This study says that in older women, those who ate more of current dietary guidelines (fruits, vegetables, whole grains, low-fat animal products) had a 30% less death rate from all causes, but especially cancer and cardiovascular disease.
This article describes two studies looking at the relationship between eating habits and non-Hodgkin's lymphoma (cancer of white blood cells). One showed that people who ate most vegetables had a 42% lower risk of non-Hodgkin's lymphoma; the other showed a 51% lower risk. [I'm not sure exactly what they were looking at here--the study design sounds dubious the way the article describes it--but that's not relevant to my point.]
This article describes a study finding that people who increased consumption of fruits and vegetables by approximately two servings per day reduced their risk of head and neck cancer by 6%.
(Incidentally, the Book of Daniel apparently agrees with these studies, according to Wikipedia. I'll have to pull out my Bible and see if I can find this.)
I think the way they provide this information is interesting, and not very effective. "Vegetables/fruits/whole grains lower your risk of X, Y, and Z." It's a perfectly legitimate and honest way to present their findings. But it has no real impact to me, viscerally or psychologically. Why? I think it's because (a) I don't know what my base risks of X, Y, and Z are, and (b) my assumption is that my risk is pretty low ("it can't happen to me" fallacy). So why do I need to worry about lowering my risk any further? Can't be that important. Result: I don't really care about this information.

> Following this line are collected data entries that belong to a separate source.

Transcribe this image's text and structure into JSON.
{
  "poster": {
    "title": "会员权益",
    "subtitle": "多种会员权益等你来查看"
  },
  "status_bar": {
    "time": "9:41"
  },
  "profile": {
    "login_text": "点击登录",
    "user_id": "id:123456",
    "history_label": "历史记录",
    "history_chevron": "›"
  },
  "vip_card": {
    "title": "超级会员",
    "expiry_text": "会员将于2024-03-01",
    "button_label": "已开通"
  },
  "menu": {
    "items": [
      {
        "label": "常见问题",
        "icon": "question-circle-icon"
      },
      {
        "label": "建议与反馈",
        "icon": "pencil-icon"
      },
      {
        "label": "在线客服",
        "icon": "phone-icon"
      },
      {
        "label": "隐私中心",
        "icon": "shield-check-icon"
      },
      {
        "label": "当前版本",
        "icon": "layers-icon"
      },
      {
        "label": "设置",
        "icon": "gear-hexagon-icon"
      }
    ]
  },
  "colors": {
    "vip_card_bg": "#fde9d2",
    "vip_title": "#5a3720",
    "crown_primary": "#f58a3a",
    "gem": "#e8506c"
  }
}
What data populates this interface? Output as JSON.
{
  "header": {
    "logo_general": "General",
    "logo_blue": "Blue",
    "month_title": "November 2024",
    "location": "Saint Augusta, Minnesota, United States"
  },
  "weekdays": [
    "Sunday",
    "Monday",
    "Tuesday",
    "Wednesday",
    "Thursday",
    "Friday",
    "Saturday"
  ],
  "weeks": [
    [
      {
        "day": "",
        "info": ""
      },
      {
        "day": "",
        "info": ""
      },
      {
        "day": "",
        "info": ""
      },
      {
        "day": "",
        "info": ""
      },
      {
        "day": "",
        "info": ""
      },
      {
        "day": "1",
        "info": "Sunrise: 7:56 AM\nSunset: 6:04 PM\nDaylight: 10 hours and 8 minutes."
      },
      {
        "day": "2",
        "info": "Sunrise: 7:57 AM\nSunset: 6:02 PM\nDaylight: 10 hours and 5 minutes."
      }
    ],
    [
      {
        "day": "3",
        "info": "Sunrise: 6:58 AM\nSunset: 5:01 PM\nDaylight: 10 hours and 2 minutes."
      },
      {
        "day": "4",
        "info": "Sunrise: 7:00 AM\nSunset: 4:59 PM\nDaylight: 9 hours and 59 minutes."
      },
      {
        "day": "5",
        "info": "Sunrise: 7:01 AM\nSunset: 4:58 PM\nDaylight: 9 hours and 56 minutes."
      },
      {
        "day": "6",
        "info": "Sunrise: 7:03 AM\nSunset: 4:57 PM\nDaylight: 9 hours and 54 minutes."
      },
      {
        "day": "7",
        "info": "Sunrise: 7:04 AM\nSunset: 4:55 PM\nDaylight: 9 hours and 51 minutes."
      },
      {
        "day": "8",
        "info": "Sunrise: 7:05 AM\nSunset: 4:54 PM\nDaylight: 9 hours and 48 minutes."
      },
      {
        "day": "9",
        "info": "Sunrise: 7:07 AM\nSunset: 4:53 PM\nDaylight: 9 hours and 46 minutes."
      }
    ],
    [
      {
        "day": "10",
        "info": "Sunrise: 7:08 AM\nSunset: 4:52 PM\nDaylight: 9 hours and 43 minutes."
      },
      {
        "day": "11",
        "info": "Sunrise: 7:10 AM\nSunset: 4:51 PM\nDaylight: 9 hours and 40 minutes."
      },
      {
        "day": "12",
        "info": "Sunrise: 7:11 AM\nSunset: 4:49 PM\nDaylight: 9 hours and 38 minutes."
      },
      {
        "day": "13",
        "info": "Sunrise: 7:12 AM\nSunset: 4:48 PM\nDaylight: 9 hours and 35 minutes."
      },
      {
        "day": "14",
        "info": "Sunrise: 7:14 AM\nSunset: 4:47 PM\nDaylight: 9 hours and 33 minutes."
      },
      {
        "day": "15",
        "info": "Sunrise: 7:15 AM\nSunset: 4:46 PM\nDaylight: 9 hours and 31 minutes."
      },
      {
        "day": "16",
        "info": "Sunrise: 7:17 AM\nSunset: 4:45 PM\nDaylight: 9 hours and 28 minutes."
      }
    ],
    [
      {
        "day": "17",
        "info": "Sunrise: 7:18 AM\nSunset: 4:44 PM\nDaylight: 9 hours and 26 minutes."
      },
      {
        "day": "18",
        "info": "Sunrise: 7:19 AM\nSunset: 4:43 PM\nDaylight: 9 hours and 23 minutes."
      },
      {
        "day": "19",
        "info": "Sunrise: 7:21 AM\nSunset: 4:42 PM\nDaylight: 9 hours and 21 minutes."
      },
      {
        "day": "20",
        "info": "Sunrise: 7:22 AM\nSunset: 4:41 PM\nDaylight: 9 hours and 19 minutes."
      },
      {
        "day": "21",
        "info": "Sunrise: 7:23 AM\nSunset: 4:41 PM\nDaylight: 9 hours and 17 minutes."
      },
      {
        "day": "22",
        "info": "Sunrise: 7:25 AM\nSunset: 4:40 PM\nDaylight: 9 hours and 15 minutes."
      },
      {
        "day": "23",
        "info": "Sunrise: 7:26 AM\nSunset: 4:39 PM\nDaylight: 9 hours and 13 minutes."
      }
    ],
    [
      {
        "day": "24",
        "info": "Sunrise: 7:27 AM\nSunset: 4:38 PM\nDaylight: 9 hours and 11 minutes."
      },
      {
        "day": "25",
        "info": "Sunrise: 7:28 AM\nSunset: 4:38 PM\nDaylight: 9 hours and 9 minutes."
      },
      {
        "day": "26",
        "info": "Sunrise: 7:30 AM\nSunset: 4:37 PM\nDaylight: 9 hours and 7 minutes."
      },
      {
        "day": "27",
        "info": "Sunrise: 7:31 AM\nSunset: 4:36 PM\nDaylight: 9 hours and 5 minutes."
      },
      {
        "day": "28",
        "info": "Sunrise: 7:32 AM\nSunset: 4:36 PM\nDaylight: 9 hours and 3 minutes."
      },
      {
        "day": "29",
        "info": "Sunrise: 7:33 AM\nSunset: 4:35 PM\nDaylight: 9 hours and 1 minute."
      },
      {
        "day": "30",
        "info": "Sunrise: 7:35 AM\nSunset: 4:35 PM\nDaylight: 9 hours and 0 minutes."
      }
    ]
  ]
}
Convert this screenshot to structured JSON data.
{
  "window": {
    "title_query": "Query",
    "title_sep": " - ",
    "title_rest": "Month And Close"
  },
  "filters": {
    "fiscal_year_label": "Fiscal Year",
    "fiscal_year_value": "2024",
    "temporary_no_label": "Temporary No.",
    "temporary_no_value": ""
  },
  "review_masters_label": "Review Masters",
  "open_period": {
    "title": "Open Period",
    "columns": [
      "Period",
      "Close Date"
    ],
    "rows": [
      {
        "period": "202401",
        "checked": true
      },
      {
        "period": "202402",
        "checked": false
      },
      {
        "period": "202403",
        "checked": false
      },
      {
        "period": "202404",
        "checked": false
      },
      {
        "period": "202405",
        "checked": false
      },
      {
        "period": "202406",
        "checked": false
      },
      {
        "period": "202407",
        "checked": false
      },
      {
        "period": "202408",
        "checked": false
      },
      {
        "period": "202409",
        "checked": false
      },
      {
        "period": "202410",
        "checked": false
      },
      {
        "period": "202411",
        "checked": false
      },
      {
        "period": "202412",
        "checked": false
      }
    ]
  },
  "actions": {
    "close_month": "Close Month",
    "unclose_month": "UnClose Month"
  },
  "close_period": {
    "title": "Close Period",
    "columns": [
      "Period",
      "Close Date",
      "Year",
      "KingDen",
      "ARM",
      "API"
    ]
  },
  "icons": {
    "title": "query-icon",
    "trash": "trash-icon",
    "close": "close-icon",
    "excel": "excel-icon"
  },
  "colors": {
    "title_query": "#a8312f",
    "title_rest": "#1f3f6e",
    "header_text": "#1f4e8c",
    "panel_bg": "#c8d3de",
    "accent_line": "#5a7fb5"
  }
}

But what if the scientists and journalists wrote it this way? "Eating two or more servings of junk food daily increased older women's risk of death by 43%." "Replacing vegetables with junk food increases your risk of non-Hodgkin's lymphoma by 70%." That means more to me. They're telling me that this is something I'm (probably) doing that's endangering my health by a lot.
Admittedly, they'd have to redesign new studies to be able to say these things. But it's interesting that scientists are looking hard at what's healthy--on the assumption that we don't know--and ignoring what's unhealthy. The basic assumption that they, and we, seem to have, is that an unhealthy diet is the standard to judge all things by.
I wonder when this happened, and how it coincided with the growth of nutritional research. And I wonder what it would take to change it.